Private companies cannot be a solution to health coverage until the government introduces health insurance programs and hospitals incorporate those accordingly, Huq suggested.

He said the WHO is currently working on a public health pilot project.

Monolithic health care, medicine market behind poor health care

Dr. Zafrullah Chowdhury, the founder of Gonoshasthaya Kendra, the first health center or hospital in independent Bangladesh, shared his concerns over the costly and uncontrolled medicine market in the country.

In 1982, the military government had taken responsibility for determining the price of medicines, Chowdhury said, and blamed the elected governments for permitting private pharmaceutical companies to once again “control the market without regard for people’s welfare.”

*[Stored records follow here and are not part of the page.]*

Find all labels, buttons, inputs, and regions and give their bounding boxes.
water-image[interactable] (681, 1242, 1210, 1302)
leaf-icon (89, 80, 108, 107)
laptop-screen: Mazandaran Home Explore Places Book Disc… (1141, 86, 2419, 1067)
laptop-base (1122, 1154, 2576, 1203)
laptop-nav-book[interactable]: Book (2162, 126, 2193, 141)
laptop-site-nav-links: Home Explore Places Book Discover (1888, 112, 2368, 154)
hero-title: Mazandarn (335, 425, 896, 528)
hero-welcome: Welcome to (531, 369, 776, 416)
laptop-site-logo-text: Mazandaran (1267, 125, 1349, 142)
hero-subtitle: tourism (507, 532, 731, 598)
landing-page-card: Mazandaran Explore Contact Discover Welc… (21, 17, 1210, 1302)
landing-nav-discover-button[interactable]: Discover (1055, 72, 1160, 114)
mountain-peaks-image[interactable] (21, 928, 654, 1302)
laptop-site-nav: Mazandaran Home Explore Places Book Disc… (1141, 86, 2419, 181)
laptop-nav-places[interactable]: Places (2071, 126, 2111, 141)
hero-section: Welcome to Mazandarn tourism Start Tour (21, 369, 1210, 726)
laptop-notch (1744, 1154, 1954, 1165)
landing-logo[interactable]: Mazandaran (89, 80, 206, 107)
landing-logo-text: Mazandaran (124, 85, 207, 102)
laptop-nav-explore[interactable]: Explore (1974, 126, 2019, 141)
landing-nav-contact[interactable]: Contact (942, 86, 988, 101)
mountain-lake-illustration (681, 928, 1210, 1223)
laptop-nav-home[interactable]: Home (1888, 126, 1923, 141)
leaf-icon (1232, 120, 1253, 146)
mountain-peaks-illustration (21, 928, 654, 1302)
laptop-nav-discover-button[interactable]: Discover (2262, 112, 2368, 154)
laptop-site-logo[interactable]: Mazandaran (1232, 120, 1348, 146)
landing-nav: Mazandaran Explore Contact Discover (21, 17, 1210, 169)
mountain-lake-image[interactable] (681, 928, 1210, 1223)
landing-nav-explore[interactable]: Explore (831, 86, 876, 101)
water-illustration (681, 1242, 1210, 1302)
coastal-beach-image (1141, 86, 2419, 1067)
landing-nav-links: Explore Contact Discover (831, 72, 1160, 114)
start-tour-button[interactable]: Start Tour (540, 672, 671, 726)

“Patients have to bear most of the treatment costs,” he lamented, blaming “pharmaceutical companies for determining drug prices,” which are often too high.

In addition, the country faces a slew of issues, including a critical shortage of health care personnel, as most doctors choose to work in major cities, while 70% of the population lives in rural areas, he added.

He proposed the government take intern doctors to the union level in order to provide treatment in rural areas for at least two years, which will benefit both.

“Private insurance programs are not effective initiatives for such a big population, and only a small portion could go for private insurance as the biggest portion could not bear the premium of private insurances,” he said.

Introducing national health insurance programs to provide standard and inexpensive treatment is not a big deal, but a political will is needed to this effect, he continued.

More health budget, health commission policies need to be adopted

Syed Abdul Hamid, a professor at the Institute of Health Economics at Dhaka University, said the government provides only 17% out of the total health care expenditure of citizens in the country while 7% comes from donor agencies and people have to bear 74% from their own savings.

He proposed that the government increase the budget allocation to reduce the people’s burden by half but added pessimistically that it would be difficult in the current circumstances.

However, he believes that the government will boost services if it strengthens health care management capability and makes proper use of the existing health care budget.

Hamid suggested forming a ‘National Health Commission’ and a task force consisting of health experts and stakeholders to address the need of introducing national health coverage programs and mandatory health insurance.

“Before that, we need a national ‘Health Security Act’ to have precise guidance and policies,” he added.

Existing private insurance companies are unable to gain the confidence of the public, and a lack of oversight by the government’s regulatory authorities exacerbated the problem, as people’s lack of confidence has stymied the growth of the private insurance industry, which could further boost the health sector, he claimed.

“Health insurance for common people across the globe has been introduced by the government as private insurance companies cannot indulge people mandatorily in any health coverage package. And public and government hospitals will have the mechanism to incorporate the services as they will provide the service to people,” said Hamid.

Government account

Syed Mojibul Huq, additional secretary of the Public Health Division at the Health and Family Welfare Ministry, told Anadolu Agency that the government is working closely to address the need of introducing health coverage for its citizens and employees.

“In the last pay commission, we introduced health coverage for 2.1 million government employees who draw a monthly salary from the government exchequer,” he said.

They held meetings with government agencies, private insurance companies, and hospitals to work on the need for health coverage for people, who are getting interested in life and health insurance companies, he added.